Fred Barzyk, a pioneering director who began his career at WGBH and went on to win Peabody and Venice Film awards, is asking for $4,000 on the crowd-funding website Kickstarter to produce the final short film of his drama trilogy on death.
Jim Nayder, a veteran producer and programmer at Chicago’s WBEZ, died June 28. He was 59.
Three lawsuits filed against former Sesame Street puppeteer Kevin Clash were dismissed by a federal judge who ruled July 1 that the statute of limitations had run out. U.S. District Court for Southern New York Judge John G. Koeltl dismissed lawsuits filed by Cecil Singleton, Kevin Kiadii and “John Doe,” each claiming that they had sexual relationships with Clash when they were teenagers. Clash has been named in five lawsuits — four filed in New York and one in Pennsylvania. The plaintiff in one of the New York suits withdrew his complaint in April. The men, all adults now, said they became aware of the injuries sustained by their consensual sexual relationships with Clash only after they reached adulthood.
J.J. Yore, a veteran producer credited as a creator of the public radio show Marketplace, was one of three senior executives riffed June 17 from American Public Media, the Minnesota-based company that produces the series.

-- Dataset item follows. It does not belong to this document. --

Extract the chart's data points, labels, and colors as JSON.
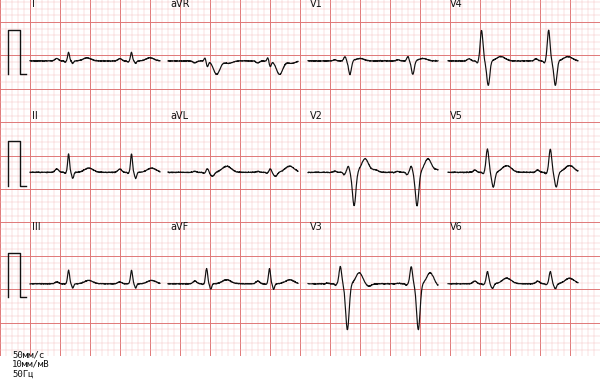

Yore, who rose up through the production ranks two years ago to become v.p. and g.m. of the weeknightly business and economics show, will be succeeded by Deborah Clark, e.p. who steps into the role of v.p.
Clark has worked for Marketplace over two stints since 1995, and APM expects her to move the show forward “business as usual,” Mardi Larson, spokesperson, wrote in an email confirming the layoffs. “We thank J.J. for his valuable and lasting contributions to our company’s mission and audience service, and we wish him well in his next career opportunity.”
“I am disappointed, and I’m surprised, but I’m not angry,” Yore said in an interview last week. “This is the thing I’ve been associated the longest with in my life. But I am now looking forward to figuring out what will come next.”
APM also eliminated the positions of Mary Pat Ladner, v.p. of marketing, and Kathy Golbuff, v.p. of underwriting.
Michael Sullivan, an influential producer for PBS’s Frontline for more than 25 years, died in his home in Marblehead, Mass., on June 23. He was 67.
Jim Dowe, the president and c.e.o. of Maine Public Broadcasting Network from 2006 to 2012, died in Portland Sunday after a long battle with esophageal cancer. He was 64.
At dual licensee WVIA in Pittston, Pa., Tom Currá has succeeded Bill Kelly as president and c.e.o.; Kelly will concentrate on the station’s endowment.
William Stibor, the music director of NET Radio in Lincoln, Nebr., died in his home June 17. He was 49.
Shutdowns of a show and a reporting project at NPR have prompted the departure of “Political Junkie” Ken Rudin, who has worked at the network since 1991. Rudin appears weekly on NPR’s Talk of the Nation, which is ending production this month. He also served recently as editorial coordinator for StateImpact, a collaborative reporting project with stations that NPR is exiting. “With the combination of Talk of the Nation and StateImpact ending, there wasn’t really a place for me,” Rudin says. “It didn’t come as a surprise.” He will leave NPR at the end of September.
John Krauss, former g.m. for WRVO in Oswego, N.Y., and a public broadcasting manager for more than 40 years, died June 17. He was 64.